Grace talks about watching her father move through patient care, how easily he connects with people, how naturally conversations come and how patients trust him almost immediately. Fluent in Spanish, Dr. Hill often forms especially close connections with Spanish-speaking patients and families.
“He is probably one of the most well-liked physicians here,” Grace says. “Every nurse I meet says they love working with him.”
Dr. Hill, in turn, speaks with visible pride about seeing Grace grow into her own role not as an extension of his career, but as her own professional identity.
“I get to see her as a colleague now,” he says. “That’s pretty special.”
What stands out most to both of them isn’t simply that they work in the same place. It’s that they understand what the other carries when they walk out of a room.
Not everything has to be said out loud.
Home, In Every Sense
For the Hill family, working in the same hospital isn’t a novelty. It’s just life: shared routines, overlapping paths and the occasional hallway moment where everything lines up.
It’s also something neither of them takes for granted.

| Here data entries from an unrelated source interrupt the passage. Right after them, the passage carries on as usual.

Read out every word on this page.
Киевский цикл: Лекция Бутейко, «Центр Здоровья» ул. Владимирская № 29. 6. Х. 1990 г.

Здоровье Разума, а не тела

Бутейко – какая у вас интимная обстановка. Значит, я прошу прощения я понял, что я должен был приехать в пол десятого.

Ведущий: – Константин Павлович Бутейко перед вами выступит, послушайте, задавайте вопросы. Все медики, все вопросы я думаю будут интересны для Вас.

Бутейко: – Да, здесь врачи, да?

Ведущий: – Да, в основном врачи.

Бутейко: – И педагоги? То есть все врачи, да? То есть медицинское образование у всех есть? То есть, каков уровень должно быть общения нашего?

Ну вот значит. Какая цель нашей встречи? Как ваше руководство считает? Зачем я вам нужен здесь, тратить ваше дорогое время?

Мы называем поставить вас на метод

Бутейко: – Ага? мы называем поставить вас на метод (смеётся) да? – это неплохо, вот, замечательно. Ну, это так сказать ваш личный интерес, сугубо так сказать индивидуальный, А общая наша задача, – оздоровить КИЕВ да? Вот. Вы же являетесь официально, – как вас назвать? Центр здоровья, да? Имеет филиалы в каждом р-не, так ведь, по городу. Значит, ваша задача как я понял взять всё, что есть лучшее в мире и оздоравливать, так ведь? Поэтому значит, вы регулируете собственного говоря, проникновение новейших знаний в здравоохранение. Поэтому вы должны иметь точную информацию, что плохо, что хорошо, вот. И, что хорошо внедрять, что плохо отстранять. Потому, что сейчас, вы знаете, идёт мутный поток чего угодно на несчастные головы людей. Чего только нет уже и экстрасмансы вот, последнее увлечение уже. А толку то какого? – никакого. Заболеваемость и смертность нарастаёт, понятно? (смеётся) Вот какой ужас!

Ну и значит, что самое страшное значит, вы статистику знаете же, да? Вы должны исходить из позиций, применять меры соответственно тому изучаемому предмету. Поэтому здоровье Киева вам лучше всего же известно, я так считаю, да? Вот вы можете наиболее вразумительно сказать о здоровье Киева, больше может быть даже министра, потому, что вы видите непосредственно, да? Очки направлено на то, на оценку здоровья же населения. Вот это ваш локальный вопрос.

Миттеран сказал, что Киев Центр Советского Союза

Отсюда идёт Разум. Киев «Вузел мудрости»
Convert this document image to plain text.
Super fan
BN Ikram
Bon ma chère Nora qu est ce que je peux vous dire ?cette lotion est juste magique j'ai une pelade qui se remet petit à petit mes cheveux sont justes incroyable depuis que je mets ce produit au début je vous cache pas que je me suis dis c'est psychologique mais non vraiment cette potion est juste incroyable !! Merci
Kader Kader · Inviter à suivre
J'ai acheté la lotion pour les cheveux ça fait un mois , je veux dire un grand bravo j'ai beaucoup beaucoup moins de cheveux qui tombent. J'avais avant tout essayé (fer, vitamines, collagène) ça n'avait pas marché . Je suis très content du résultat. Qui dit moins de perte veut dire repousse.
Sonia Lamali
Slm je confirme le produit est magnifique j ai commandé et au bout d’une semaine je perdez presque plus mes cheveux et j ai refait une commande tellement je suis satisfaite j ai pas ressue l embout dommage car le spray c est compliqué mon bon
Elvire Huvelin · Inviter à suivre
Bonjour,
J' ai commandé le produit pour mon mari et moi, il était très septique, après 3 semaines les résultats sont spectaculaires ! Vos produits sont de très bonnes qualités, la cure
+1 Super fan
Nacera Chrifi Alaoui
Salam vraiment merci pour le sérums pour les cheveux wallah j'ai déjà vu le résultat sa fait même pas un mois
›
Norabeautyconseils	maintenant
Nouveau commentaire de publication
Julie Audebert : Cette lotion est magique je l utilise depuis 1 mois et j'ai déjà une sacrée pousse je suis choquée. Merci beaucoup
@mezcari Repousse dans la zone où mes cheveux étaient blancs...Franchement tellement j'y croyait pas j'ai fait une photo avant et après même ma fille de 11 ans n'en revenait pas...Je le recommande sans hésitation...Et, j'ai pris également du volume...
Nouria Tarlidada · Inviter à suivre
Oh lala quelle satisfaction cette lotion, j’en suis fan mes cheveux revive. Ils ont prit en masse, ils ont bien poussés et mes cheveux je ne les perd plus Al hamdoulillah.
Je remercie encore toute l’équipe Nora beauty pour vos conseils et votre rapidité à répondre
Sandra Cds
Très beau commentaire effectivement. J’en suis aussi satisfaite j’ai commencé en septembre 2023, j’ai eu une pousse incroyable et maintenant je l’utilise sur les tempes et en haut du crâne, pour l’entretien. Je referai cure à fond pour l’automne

After years of watching her father build a career rooted in care, Grace returned not because she had to but because she wanted to.
And after decades in the same place, Dr. Hill now gets something unexpected: the chance to see his daughter build her own legacy in the same halls where his began.
Different roles. Same hallways. Shared purpose.
And every now and then, a lunch break together if they’re lucky.